Defense Secretary Jim Mattis refused to acknowledge the gunman behind the deadly Pittsburgh synagogue shooting as a "man," calling him the "poorest excuse for a man you could ever come up with."

The synagogue attack Saturday left 11 people dead and six more injured, including four policemen. The shooting suspect, 46-year-old Robert Bowers, surrendered to police and now faces 29 separate federal charges, including hate crimes.
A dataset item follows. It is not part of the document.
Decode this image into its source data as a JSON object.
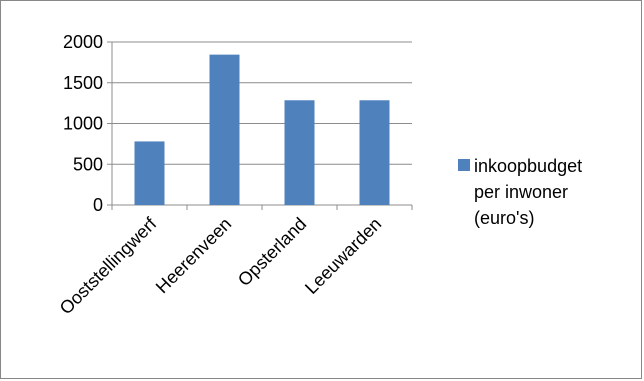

Of those charges, a majority are punishable by death.

"If there is one person responsible, this individual, I won't even call him a man, he was the poorest excuse for a man you could ever come up with, who would use a weapon in a house of worship on unarmed innocent people," Mattis said to reporters traveling with him to Prague, according to Reuters.
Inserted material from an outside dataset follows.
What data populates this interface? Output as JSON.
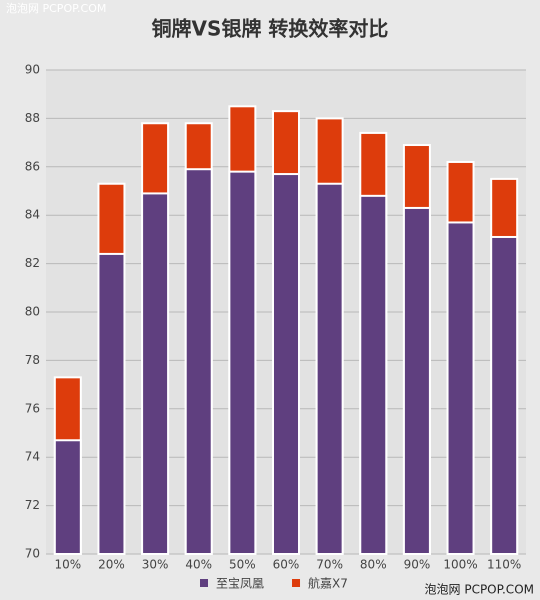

"This is a coward and he is not a man by any definition that we use in the Department of Defense," Mattis added.

[Opinion: I'm a Squirrel Hill Jew, and you cannot break me]
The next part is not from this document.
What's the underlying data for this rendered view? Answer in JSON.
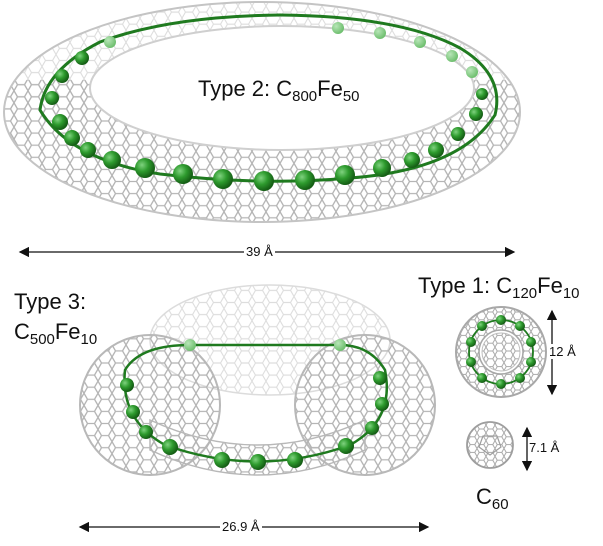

Mattis' comment about there being one "one person responsible" comes as a national debate has arisen about who bears some responsibility for the shooting as well as a flurry of mail bomb attacks against prominent Democrats.

Some critics have pointed to President Trump's rhetoric as being partly to blame, but his defenders have dismissed the association.

“Everyone has their own style, and frankly, people on both sides of the aisle use strong language about our political differences,” Vice President Mike Pence told NBC News. “But I just don’t think you can connect it to acts or threats of violence.”